6 Website Design Principles to Follow
Leverage these tried-and-true recommendations when designing — or redesigning — your organization’s website.
By Lindsey Hency
Redesigning a website is about more than fonts, colors and animations. It’s about ensuring the user experience is as frictionless as possible.
If you’re heading into a redesign, these are the web design principles you’ll want to keep top of mind.
1. Establish Clear Hierarchies
Visual hierarchy is critical to helping users consume content. If everything looks like it has the same importance, then nothing appears essential. Users need visual cues to understand which elements to pay attention to, meaning you need to structure your pages in a way that directs users where you want them to go. So, first things first, decide the most important initiatives for your organization and then create a design that places emphasis on those items by using scale, color or whitespace.
2. Consider Proximity
Proximity allows us to build perceived relationships between different elements based on where they are placed. In short, things that are related should be closer to each other, and things that are unrelated should be placed farther apart. Think of how related material in a book is grouped together in a chapter. The same principle — keeping birds of a feather together — applies to your website.

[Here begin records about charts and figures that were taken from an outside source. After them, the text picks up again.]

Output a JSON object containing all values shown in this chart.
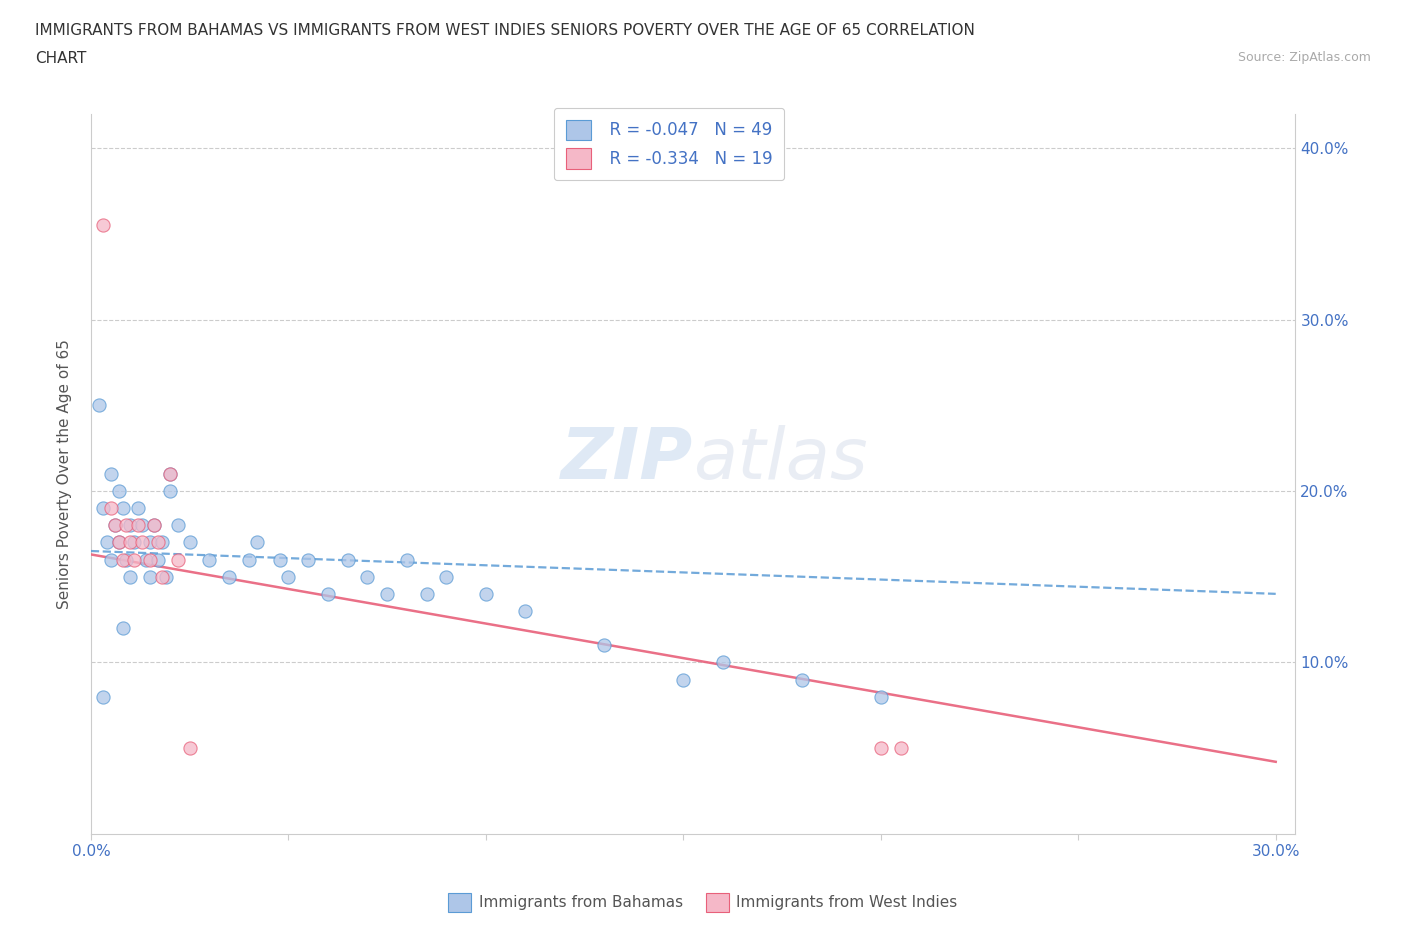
{
  "title_line1": "IMMIGRANTS FROM BAHAMAS VS IMMIGRANTS FROM WEST INDIES SENIORS POVERTY OVER THE AGE OF 65 CORRELATION",
  "title_line2": "CHART",
  "source_text": "Source: ZipAtlas.com",
  "ylabel": "Seniors Poverty Over the Age of 65",
  "xlim": [
    0.0,
    0.3
  ],
  "ylim": [
    0.0,
    0.42
  ],
  "legend_r_bahamas": "R = -0.047",
  "legend_n_bahamas": "N = 49",
  "legend_r_westindies": "R = -0.334",
  "legend_n_westindies": "N = 19",
  "bahamas_color": "#aec6e8",
  "westindies_color": "#f5b8c8",
  "bahamas_edge_color": "#5b9bd5",
  "westindies_edge_color": "#e8607a",
  "bahamas_line_color": "#5b9bd5",
  "westindies_line_color": "#e8607a",
  "watermark_color": "#d0dff0",
  "bahamas_x": [
    0.002,
    0.003,
    0.004,
    0.005,
    0.005,
    0.006,
    0.007,
    0.007,
    0.008,
    0.009,
    0.01,
    0.01,
    0.011,
    0.012,
    0.013,
    0.014,
    0.015,
    0.015,
    0.016,
    0.017,
    0.018,
    0.019,
    0.02,
    0.022,
    0.025,
    0.03,
    0.035,
    0.04,
    0.042,
    0.048,
    0.05,
    0.055,
    0.06,
    0.065,
    0.07,
    0.075,
    0.08,
    0.085,
    0.09,
    0.1,
    0.11,
    0.13,
    0.15,
    0.16,
    0.18,
    0.2,
    0.003,
    0.008,
    0.02
  ],
  "bahamas_y": [
    0.25,
    0.19,
    0.17,
    0.21,
    0.16,
    0.18,
    0.17,
    0.2,
    0.19,
    0.16,
    0.18,
    0.15,
    0.17,
    0.19,
    0.18,
    0.16,
    0.17,
    0.15,
    0.18,
    0.16,
    0.17,
    0.15,
    0.21,
    0.18,
    0.17,
    0.16,
    0.15,
    0.16,
    0.17,
    0.16,
    0.15,
    0.16,
    0.14,
    0.16,
    0.15,
    0.14,
    0.16,
    0.14,
    0.15,
    0.14,
    0.13,
    0.11,
    0.09,
    0.1,
    0.09,
    0.08,
    0.08,
    0.12,
    0.2
  ],
  "westindies_x": [
    0.003,
    0.005,
    0.006,
    0.007,
    0.008,
    0.009,
    0.01,
    0.011,
    0.012,
    0.013,
    0.015,
    0.016,
    0.017,
    0.018,
    0.02,
    0.022,
    0.025,
    0.2,
    0.205
  ],
  "westindies_y": [
    0.355,
    0.19,
    0.18,
    0.17,
    0.16,
    0.18,
    0.17,
    0.16,
    0.18,
    0.17,
    0.16,
    0.18,
    0.17,
    0.15,
    0.21,
    0.16,
    0.05,
    0.05,
    0.05
  ],
  "bahamas_trend_x": [
    0.0,
    0.3
  ],
  "bahamas_trend_y": [
    0.165,
    0.14
  ],
  "westindies_trend_x": [
    0.0,
    0.3
  ],
  "westindies_trend_y": [
    0.163,
    0.042
  ]
}
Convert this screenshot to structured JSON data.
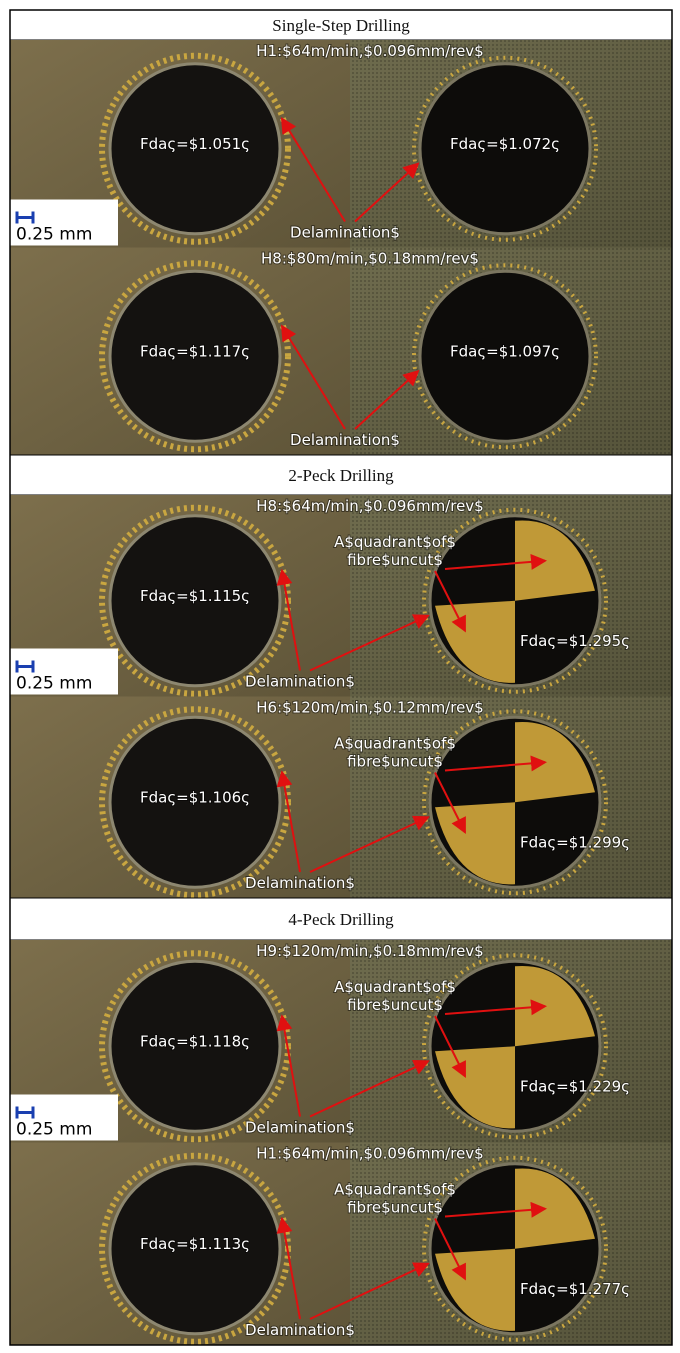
{
  "sections": [
    {
      "title": "Single-Step Drilling",
      "scale_label": "0.25 mm",
      "rows": [
        {
          "condition": "H1:$64m/min,$0.096mm/rev$",
          "left": "Fdaς=$1.051ς",
          "right": "Fdaς=$1.072ς",
          "delamination": "Delamination$"
        },
        {
          "condition": "H8:$80m/min,$0.18mm/rev$",
          "left": "Fdaς=$1.117ς",
          "right": "Fdaς=$1.097ς",
          "delamination": "Delamination$"
        }
      ]
    },
    {
      "title": "2-Peck Drilling",
      "scale_label": "0.25 mm",
      "rows": [
        {
          "condition": "H8:$64m/min,$0.096mm/rev$",
          "left": "Fdaς=$1.115ς",
          "right": "Fdaς=$1.295ς",
          "quadrant": [
            "A$quadrant$of$",
            "fibre$uncut$"
          ],
          "delamination": "Delamination$"
        },
        {
          "condition": "H6:$120m/min,$0.12mm/rev$",
          "left": "Fdaς=$1.106ς",
          "right": "Fdaς=$1.299ς",
          "quadrant": [
            "A$quadrant$of$",
            "fibre$uncut$"
          ],
          "delamination": "Delamination$"
        }
      ]
    },
    {
      "title": "4-Peck Drilling",
      "scale_label": "0.25 mm",
      "rows": [
        {
          "condition": "H9:$120m/min,$0.18mm/rev$",
          "left": "Fdaς=$1.118ς",
          "right": "Fdaς=$1.229ς",
          "quadrant": [
            "A$quadrant$of$",
            "fibre$uncut$"
          ],
          "delamination": "Delamination$"
        },
        {
          "condition": "H1:$64m/min,$0.096mm/rev$",
          "left": "Fdaς=$1.113ς",
          "right": "Fdaς=$1.277ς",
          "quadrant": [
            "A$quadrant$of$",
            "fibre$uncut$"
          ],
          "delamination": "Delamination$"
        }
      ]
    }
  ]
}
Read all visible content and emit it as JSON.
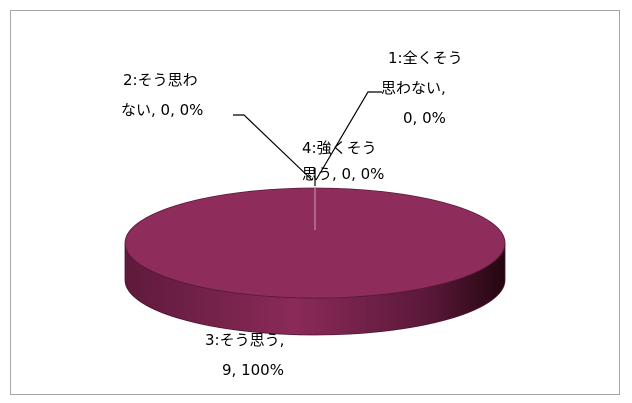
{
  "chart_data": {
    "type": "pie",
    "style": "3d",
    "categories": [
      "1:全くそう思わない",
      "2:そう思わない",
      "3:そう思う",
      "4:強くそう思う"
    ],
    "values": [
      0,
      0,
      9,
      0
    ],
    "percentages": [
      0,
      0,
      100,
      0
    ],
    "data_labels": [
      [
        "1:全くそう",
        "思わない,",
        "0, 0%"
      ],
      [
        "2:そう思わ",
        "ない, 0, 0%"
      ],
      [
        "3:そう思う,",
        "9, 100%"
      ],
      [
        "4:強くそう",
        "思う, 0, 0%"
      ]
    ],
    "colors": {
      "pie_top": "#8e2c5c",
      "pie_side_light": "#7a244e",
      "pie_side_dark": "#2a0a1a",
      "leader_line": "#000000"
    },
    "legend": "none",
    "grid": false
  }
}
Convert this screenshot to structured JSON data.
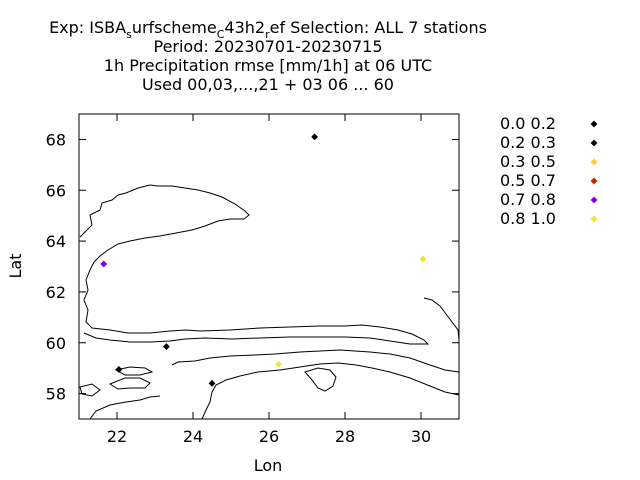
{
  "chart_data": {
    "type": "scatter",
    "title_lines": [
      {
        "parts": [
          "Exp: ISBA",
          "s",
          "urfscheme",
          "C",
          "43h2",
          "r",
          "ef   Selection: ALL       7 stations"
        ]
      },
      {
        "parts": [
          "Period: 20230701-20230715"
        ]
      },
      {
        "parts": [
          "1h Precipitation rmse [mm/1h] at  06 UTC"
        ]
      },
      {
        "parts": [
          "Used  00,03,...,21  + 03 06 ... 60"
        ]
      }
    ],
    "xlabel": "Lon",
    "ylabel": "Lat",
    "xlim": [
      21,
      31
    ],
    "ylim": [
      57,
      69
    ],
    "xticks": [
      22,
      24,
      26,
      28,
      30
    ],
    "yticks": [
      58,
      60,
      62,
      64,
      66,
      68
    ],
    "grid": false,
    "legend_position": "right",
    "legend": [
      {
        "label": "0.0 0.2",
        "color": "#000000"
      },
      {
        "label": "0.2 0.3",
        "color": "#000000"
      },
      {
        "label": "0.3 0.5",
        "color": "#f5d33a"
      },
      {
        "label": "0.5 0.7",
        "color": "#cc2200"
      },
      {
        "label": "0.7 0.8",
        "color": "#8a00d4"
      },
      {
        "label": "0.8 1.0",
        "color": "#f5e03a"
      }
    ],
    "points": [
      {
        "lon": 27.2,
        "lat": 68.1,
        "color": "#000000"
      },
      {
        "lon": 30.05,
        "lat": 63.3,
        "color": "#f5e03a"
      },
      {
        "lon": 21.65,
        "lat": 63.1,
        "color": "#8a00d4"
      },
      {
        "lon": 23.3,
        "lat": 59.85,
        "color": "#000000"
      },
      {
        "lon": 22.05,
        "lat": 58.95,
        "color": "#000000"
      },
      {
        "lon": 24.5,
        "lat": 58.4,
        "color": "#000000"
      },
      {
        "lon": 26.25,
        "lat": 59.15,
        "color": "#f5e03a"
      }
    ]
  }
}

3. Keep Accessibility in Mind
Designing for accessibility means that your website can be equally accessed by users regardless of their physical and/or cognitive abilities. Beyond the obvious equity case for accessibility, having an accessible website design gives you the potential to reach more people with your content. While you should be consulting the Web Content Accessibility Guidelines for comprehensive technical standards, here are a few big-ticket items to watch for:
- Your site should be usable on both mobile and desktop.
- Hyperlinked text should clearly indicate where the link will take a user.
- All sites should be navigable by a screen reader.
4. Check Your Color Contrast
Speaking of accessibility, color contrast not only adds heft to your primary calls to action — it’s vital for readability. For example, people with vision impairments can have a difficult time reading text on a screen that does not have sufficient contrast. If you’re ever in doubt, run your colors through a contrast check.
5. Embrace and Enable Eye Movement
Dynamic design encourages lots of eye movement. The most common eye movement patterns are F and Z patterns:
- F pattern (F means fast): In designs with an abundance of text, we quickly scan across the top of the page, from left to right — headlines and decks, essentially — then down the left, searching for clues that tell us what we want to know, or if we want to stay on the page.
- Z pattern: In designs without a lot of text or content, we scan in a zigzag pattern from top left to top right then diagonally down to the bottom left, stopping at the bottom right.
Take a moment to step back from the screen and skim your designs. Where do your eyes want to land? Does that match the desired action that you want users to take?
6. Engage Visitors with Variety
Variety is what keeps things interesting and engaging. Imagine a site where all of the information is presented in the same way using the same fonts, colors and hierarchy. Users would get lost in this sea of sameness and bounce. Instead, you want to serve up the information in a variety of ways, from card patterns to sliders to accordions and more.